Globalization, garbage, and the urban environment
Global cities and garbage Garbage is increasingly central to contemporary globalization debates. An online search for the phrase ‘global garbage’ produces results such as ‘global garbage crisis’, ‘global garbage detection’, ‘global garbage management’, ‘global garbage summit’, and many more. Garbage has become a global concern. It is implicated in the transnational flow of goods, people, capital, data, and images that thinkers like Arjun Appadurai (1996) consider constitutive of globalization. However, in contrast to these forms of flow, garbage can also circulate globally in other, less obvious ways. For instance, garbage can circulate involuntarily, as alarming ecological reports on the many tons of plastic debris drifting around the world’s oceans reveal (Derraik 2002). It can circulate for the sake of elimination, as in international garbage management and disposal programmes. Or it can even circulate as a commodity in its own right in a transnational ‘second order market’, where garbage is bought and sold for recycling or the extraction of raw materials. Cities play a central role in this context. The average urban resident reportedly produces around four times as much solid waste as a person living in the countryside (Hoornweg et al. 2013: 616). Consequently, with more than half of the world’s population already living in cities (United Nations 2014), urban population growth is expected to outpace waste reduction efforts in the near future (Hoornweg et al. 2013). For this very practical and urgent reason, cities also form key sites for experimentation with new strategies of waste management – as in the case of San Francisco’s Zero Waste programme, which has the goal of sending ‘nothing to landfill or incineration’ by 2020 (San Francisco Environment, n.d.). Similarly, the concept of ‘urban metabolism’ has recently gained renewed attention in urban studies and planning. The urban metabolism approach seeks to apply a more holistic approach to urban garbage management, taking into account ‘the sum total of the technical and socio-economic processes that occur in cities, resulting in growth, production of energy, and elimination of waste’ (C. Kennedy 2007). At the same time, due to elaborate recycling systems, specific types of garbage become potentially valuable commodities, whose collection and
processing is predominantly carried out in urban environments. In Junkyard Planet: Travels in the Billion-Dollar Trash Trade, for instance, Adam Minter (2013) shows how the trade of specific waste materials constitutes a highly elaborate and extremely globalized market.
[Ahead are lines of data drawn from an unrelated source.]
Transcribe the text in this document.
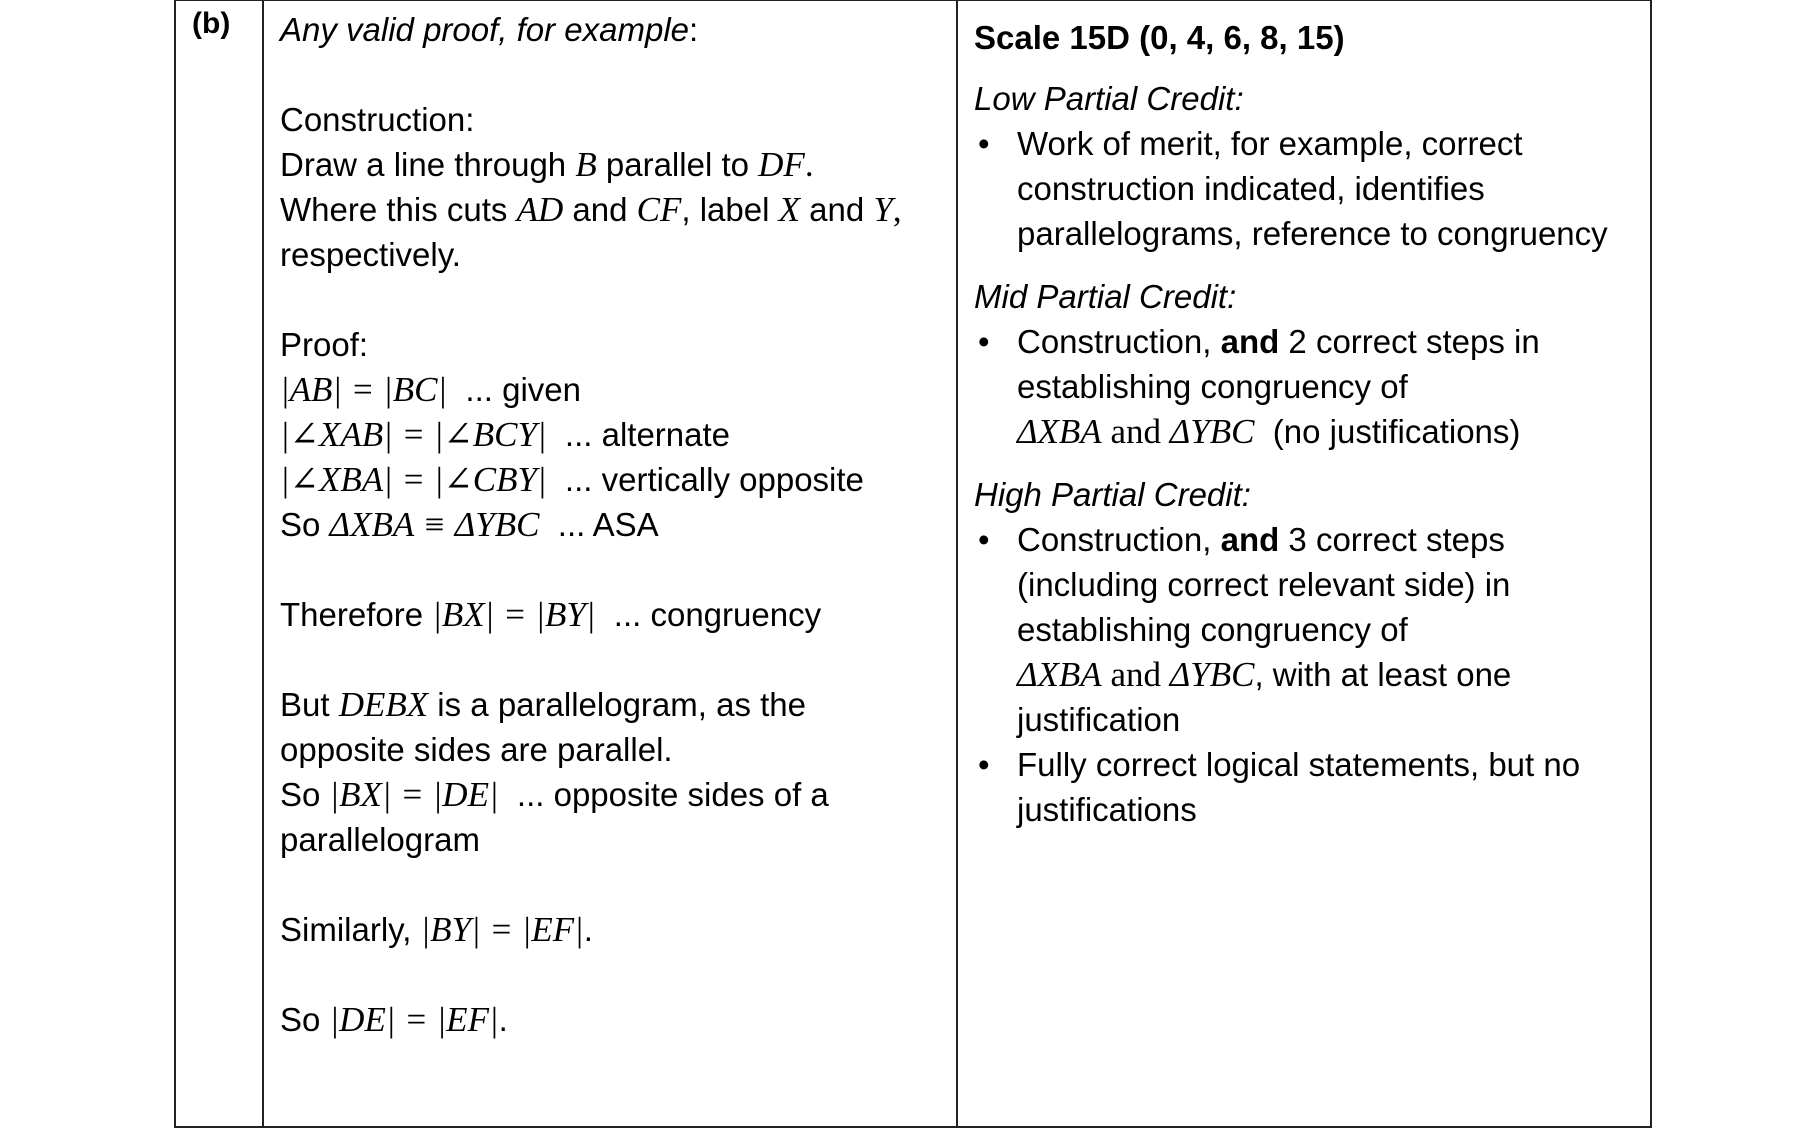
(b) Any valid proof, for example:
Construction:
Draw a line through B parallel to DF.
Where this cuts AD and CF, label X and Y,
respectively.
Proof:
|AB| = |BC|  ... given
|∠XAB| = |∠BCY|  ... alternate
|∠XBA| = |∠CBY|  ... vertically opposite
So ΔXBA ≡ ΔYBC  ... ASA
Therefore |BX| = |BY|  ... congruency
But DEBX is a parallelogram, as the
opposite sides are parallel.
So |BX| = |DE|  ... opposite sides of a
parallelogram
Similarly, |BY| = |EF|.
So |DE| = |EF|.
Scale 15D (0, 4, 6, 8, 15)
Low Partial Credit:
• Work of merit, for example, correct
construction indicated, identifies
parallelograms, reference to congruency
Mid Partial Credit:
• Construction, and 2 correct steps in
establishing congruency of
ΔXBA and ΔYBC  (no justifications)
High Partial Credit:
• Construction, and 3 correct steps
(including correct relevant side) in
establishing congruency of
ΔXBA and ΔYBC, with at least one
justification
• Fully correct logical statements, but no
justifications
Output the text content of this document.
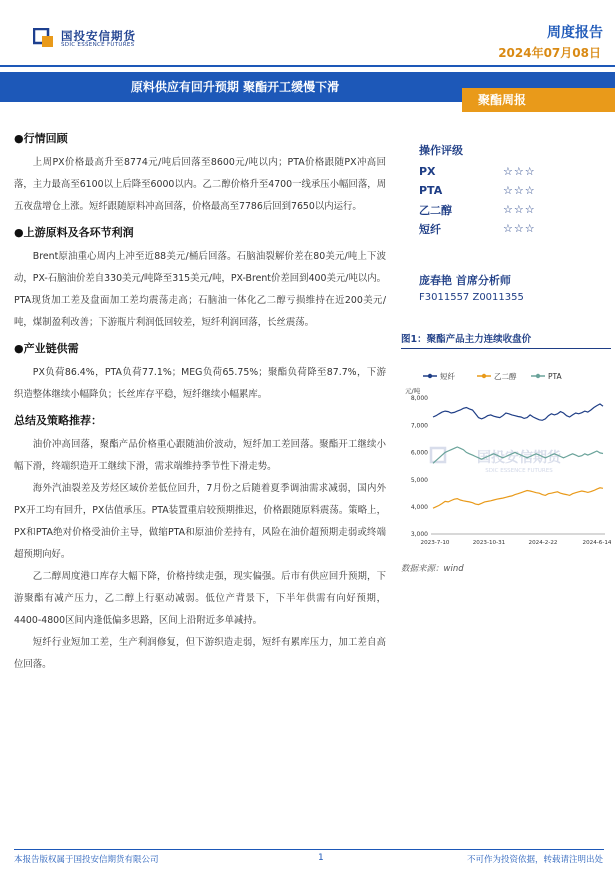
国投安信期货
SDIC ESSENCE FUTURES
周度报告
2024年07月08日
原料供应有回升预期 聚酯开工缓慢下滑
聚酯周报
●行情回顾

上周PX价格最高升至8774元/吨后回落至8600元/吨以内；PTA价格跟随PX冲高回落，主力最高至6100以上后降至6000以内。乙二醇价格升至4700一线承压小幅回落，周五夜盘增仓上涨。短纤跟随原料冲高回落，价格最高至7786后回到7650以内运行。

●上游原料及各环节利润

Brent原油重心周内上冲至近88美元/桶后回落。石脑油裂解价差在80美元/吨上下波动，PX-石脑油价差自330美元/吨降至315美元/吨，PX-Brent价差回到400美元/吨以内。PTA现货加工差及盘面加工差均震荡走高；石脑油一体化乙二醇亏损维持在近200美元/吨，煤制盈利改善；下游瓶片利润低回较差，短纤利润回落，长丝震荡。

●产业链供需

PX负荷86.4%，PTA负荷77.1%；MEG负荷65.75%；聚酯负荷降至87.7%，下游织造整体继续小幅降负；长丝库存平稳，短纤继续小幅累库。

总结及策略推荐：

油价冲高回落，聚酯产品价格重心跟随油价波动，短纤加工差回落。聚酯开工继续小幅下滑，终端织造开工继续下滑，需求端维持季节性下滑走势。

海外汽油裂差及芳烃区域价差低位回升，7月份之后随着夏季调油需求减弱，国内外PX开工均有回升，PX估值承压。PTA装置重启较预期推迟，价格跟随原料震荡。策略上，PX和PTA绝对价格受油价主导，做缩PTA和原油价差持有，风险在油价超预期走弱或终端超预期向好。

乙二醇周度港口库存大幅下降，价格持续走强，现实偏强。后市有供应回升预期，下游聚酯有减产压力，乙二醇上行驱动减弱。低位产背景下，下半年供需有向好预期，4400-4800区间内逢低偏多思路，区间上沿附近多单减持。

短纤行业短加工差，生产利润修复，但下游织造走弱，短纤有累库压力，加工差自高位回落。

操作评级
PX	☆☆☆
PTA	☆☆☆
乙二醇	☆☆☆
短纤	☆☆☆
庞春艳 首席分析师
F3011557 Z0011355
图1：聚酯产品主力连续收盘价
短纤	乙二醇	PTA
元/吨
8,000
7,000
6,000
5,000
4,000
3,000
2023-7-10	2023-10-31	2024-2-22	2024-6-14
国投安信期货
SDIC ESSENCE FUTURES
数据来源：wind
本报告版权属于国投安信期货有限公司	1	不可作为投资依据，转载请注明出处
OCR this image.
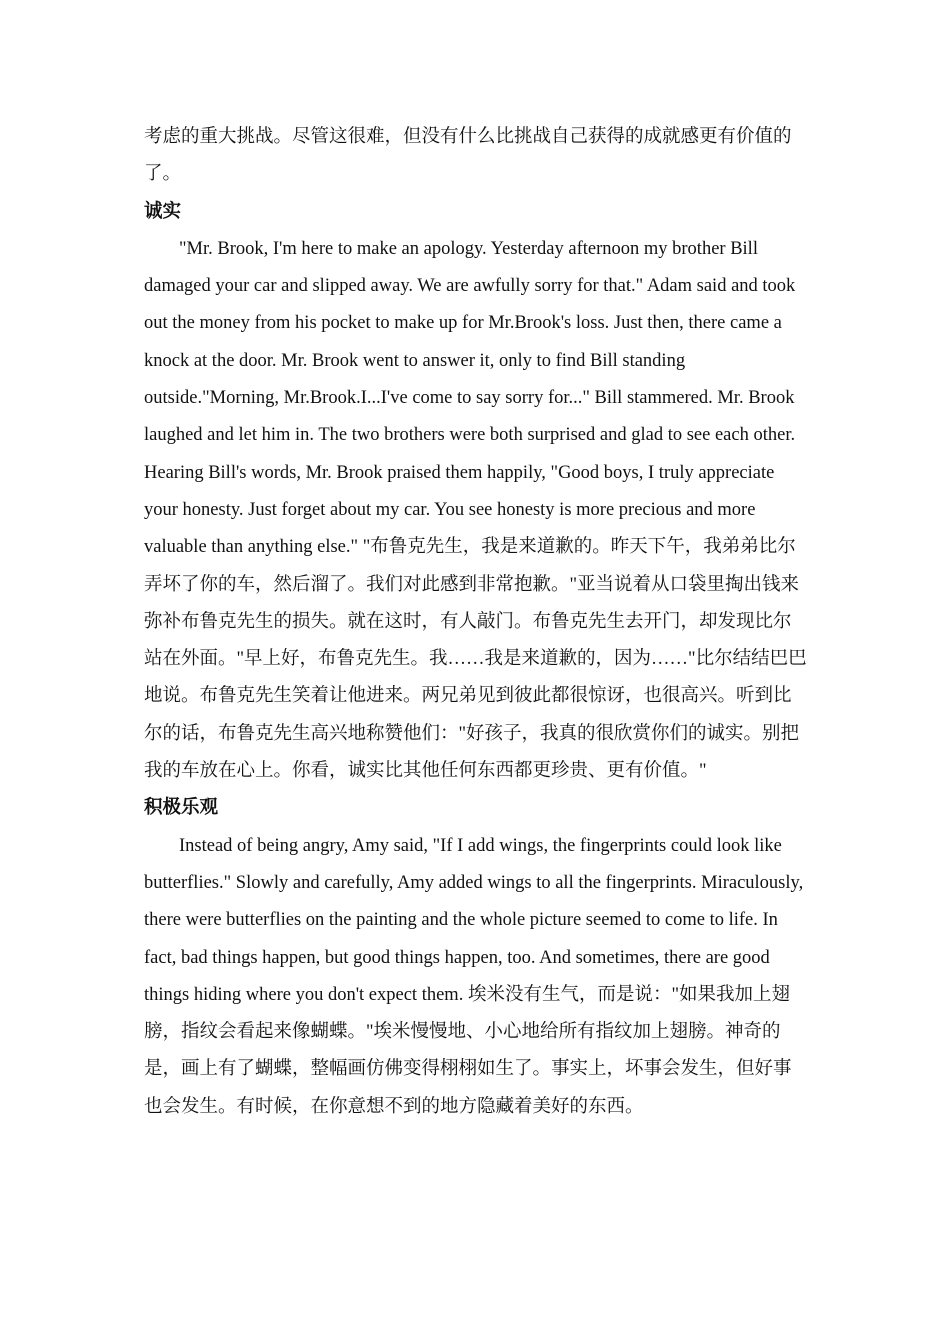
考虑的重大挑战。尽管这很难，但没有什么比挑战自己获得的成就感更有价值的了。

诚实

"Mr. Brook, I'm here to make an apology. Yesterday afternoon my brother Bill damaged your car and slipped away. We are awfully sorry for that." Adam said and took out the money from his pocket to make up for Mr.Brook's loss. Just then, there came a knock at the door. Mr. Brook went to answer it, only to find Bill standing outside."Morning, Mr.Brook.I...I've come to say sorry for..." Bill stammered. Mr. Brook laughed and let him in. The two brothers were both surprised and glad to see each other. Hearing Bill's words, Mr. Brook praised them happily, "Good boys, I truly appreciate your honesty. Just forget about my car. You see honesty is more precious and more valuable than anything else." "布鲁克先生，我是来道歉的。昨天下午，我弟弟比尔弄坏了你的车，然后溜了。我们对此感到非常抱歉。"亚当说着从口袋里掏出钱来弥补布鲁克先生的损失。就在这时，有人敲门。布鲁克先生去开门，却发现比尔站在外面。"早上好，布鲁克先生。我……我是来道歉的，因为……"比尔结结巴巴地说。布鲁克先生笑着让他进来。两兄弟见到彼此都很惊讶，也很高兴。听到比尔的话，布鲁克先生高兴地称赞他们："好孩子，我真的很欣赏你们的诚实。别把我的车放在心上。你看，诚实比其他任何东西都更珍贵、更有价值。"

积极乐观

Instead of being angry, Amy said, "If I add wings, the fingerprints could look like butterflies." Slowly and carefully, Amy added wings to all the fingerprints. Miraculously, there were butterflies on the painting and the whole picture seemed to come to life. In fact, bad things happen, but good things happen, too. And sometimes, there are good things hiding where you don't expect them. 埃米没有生气，而是说："如果我加上翅膀，指纹会看起来像蝴蝶。"埃米慢慢地、小心地给所有指纹加上翅膀。神奇的是，画上有了蝴蝶，整幅画仿佛变得栩栩如生了。事实上，坏事会发生，但好事也会发生。有时候，在你意想不到的地方隐藏着美好的东西。
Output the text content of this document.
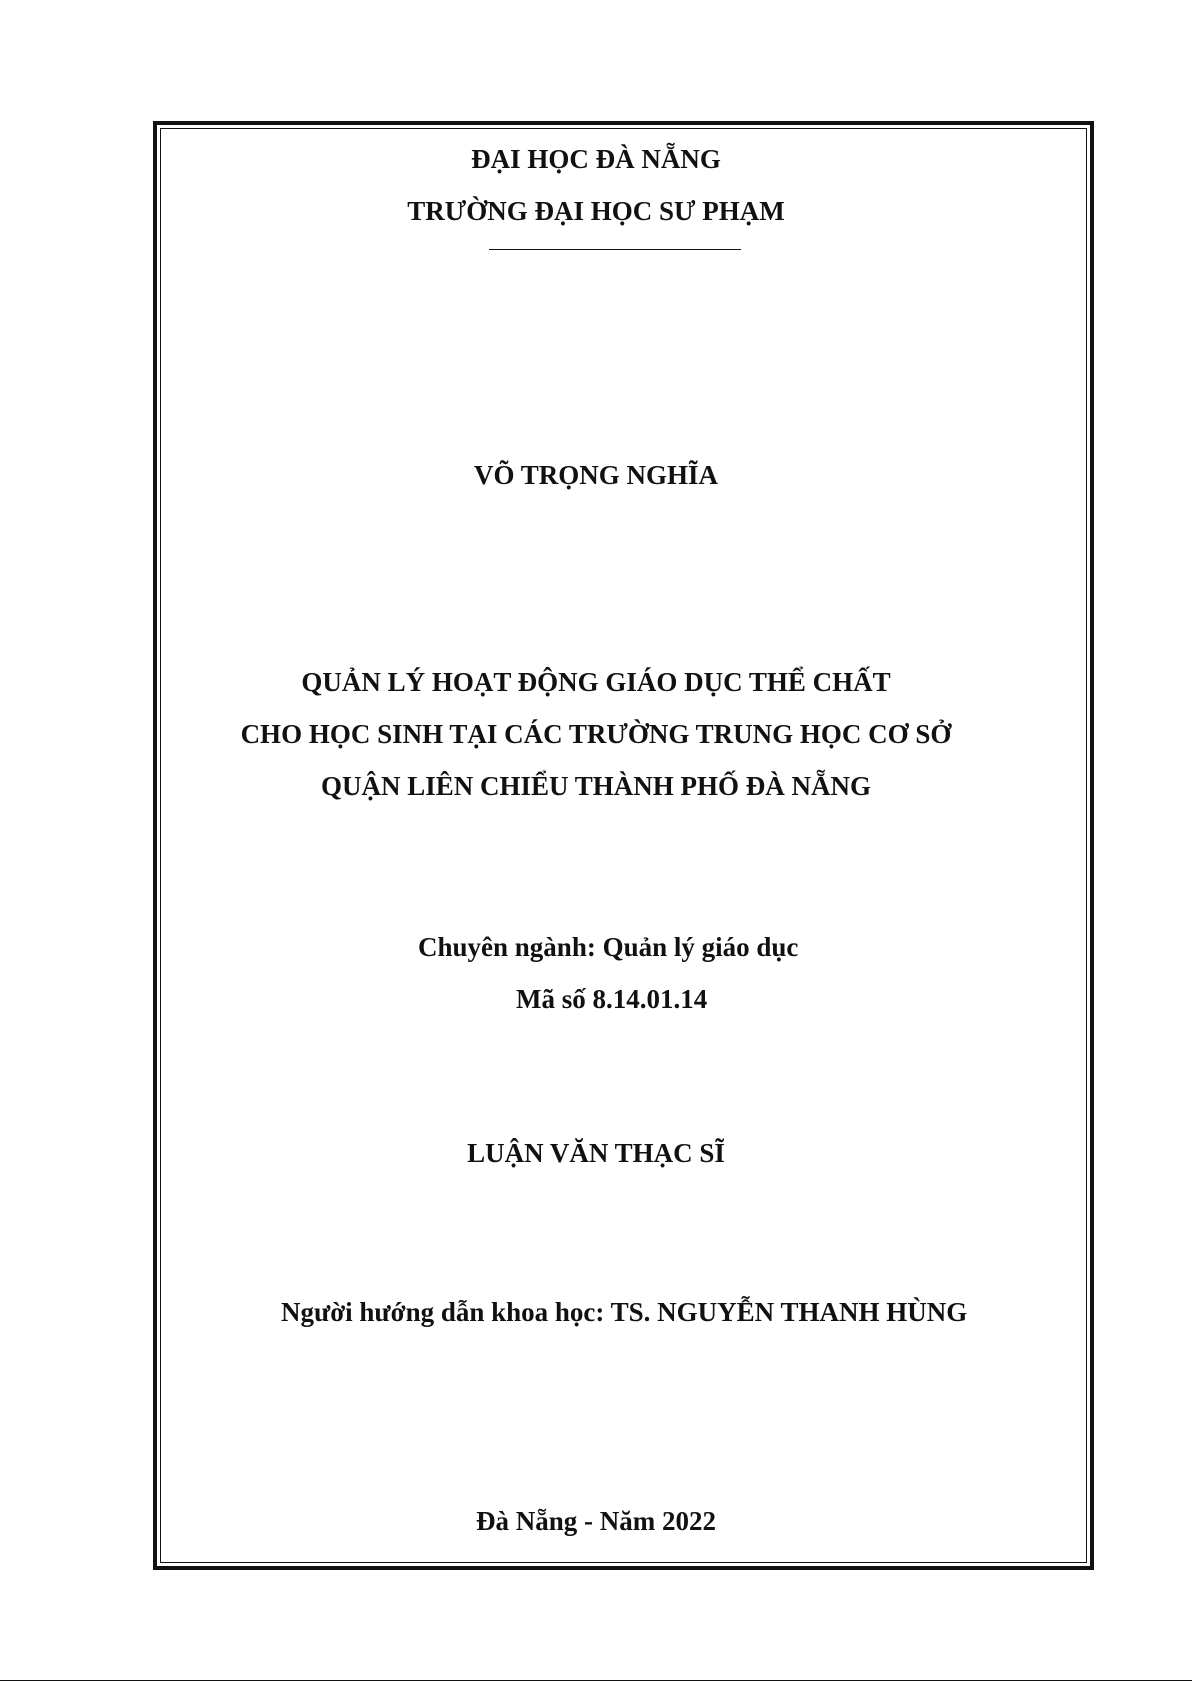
ĐẠI HỌC ĐÀ NẴNG
TRƯỜNG ĐẠI HỌC SƯ PHẠM
VÕ TRỌNG NGHĨA
QUẢN LÝ HOẠT ĐỘNG GIÁO DỤC THỂ CHẤT
CHO HỌC SINH TẠI CÁC TRƯỜNG TRUNG HỌC CƠ SỞ
QUẬN LIÊN CHIỂU THÀNH PHỐ ĐÀ NẴNG
Chuyên ngành: Quản lý giáo dục
Mã số 8.14.01.14
LUẬN VĂN THẠC SĨ
Người hướng dẫn khoa học: TS. NGUYỄN THANH HÙNG
Đà Nẵng - Năm 2022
In this worldwide market, waste materials are traded for the extraction of valuable scrap metals. Crucial points to make in this context are that contemporary global production and trading are coordinated via a network of what Saskia Sassen has termed ‘global cities’ (Sassen 1991), and that recycling has managerial urban nerve centres – such as the city of Shijiao, China, which processes around 20 million pounds of imported Christmas tree lights per year for the extraction of copper. This copper is then resold to neighbouring wire, power cord, and smartphone factories (Minter 2013: 1-2). Specific cities and regions are thus implicated in what happens before and after consumption. Yet cities are more than just the main producers, managers, and marketplaces of waste materials. Garbage has also become prominent in urban social and artistic practices. Examples range from HA Schult’s haunting armies of ‘Trash People’ (Figures 1.1 and 1.2) placed in remote locations in nature, as well as on central squares of prominent European cities such as Brussels, Cologne, Moscow, and Rome, to London-based street artist Francisco de Pájaro’s ‘Art is Trash’ installations, made of urban detritus and assembled at different, seemingly random city sites. Similarly, contemporary films, such as Lucy Walker’s feature documentary Waste Land (2010), increasingly turn to the topic of urban garbage. Waste Land
documents artist Vik Muniz’s collaboration with catadores (pickers of recyclable materials) at Jardim Gramacho, one of the world’s largest landfills near Rio de Janeiro. The documentary shows how Muniz and catadores assemble waste materials into artworks, which eventually get sold at a prestigious London-based auction house. Garbage is thus transformed into a commodity and circulates in the global art market. At the same time, Muniz’s intervention is presented not only as an artistic project but also as a transnational social project, raising questions about global inequality and environmental justice. In this respect, Waste Land belongs to a broader tendency in contemporary culture to associate garbage – in its diverse forms and articulations – with issues of global economics, politics, and what social geographer David Harvey has termed ‘uneven geographic development’ (Harvey 2006). As the global flow of garbage can serve both the accumulation of profits (as in the trading of garbage for the extraction of raw materials) and the redistribution of risks, questions about where, how, and for what purposes garbage ‘flows’ are critical. Beyond that, contemporary social and artistic engagements with garbage raise questions that evoke the Lefebvrian notion of a ‘right to the city’ – the demand for a ‘transformed and renewed right to urban life’ (Lefebvre 1996 : 159), to be realized in both practical and material ways. Garbage in this context becomes an allegory, whose characteristics stand for much broader problems and dynamics linked to globalization and its impact on urban development, such as the proliferation of urban slums, the acceleration of urban sprawl, the rise of
transnational urban migration, and the privatization of public urban space and housing.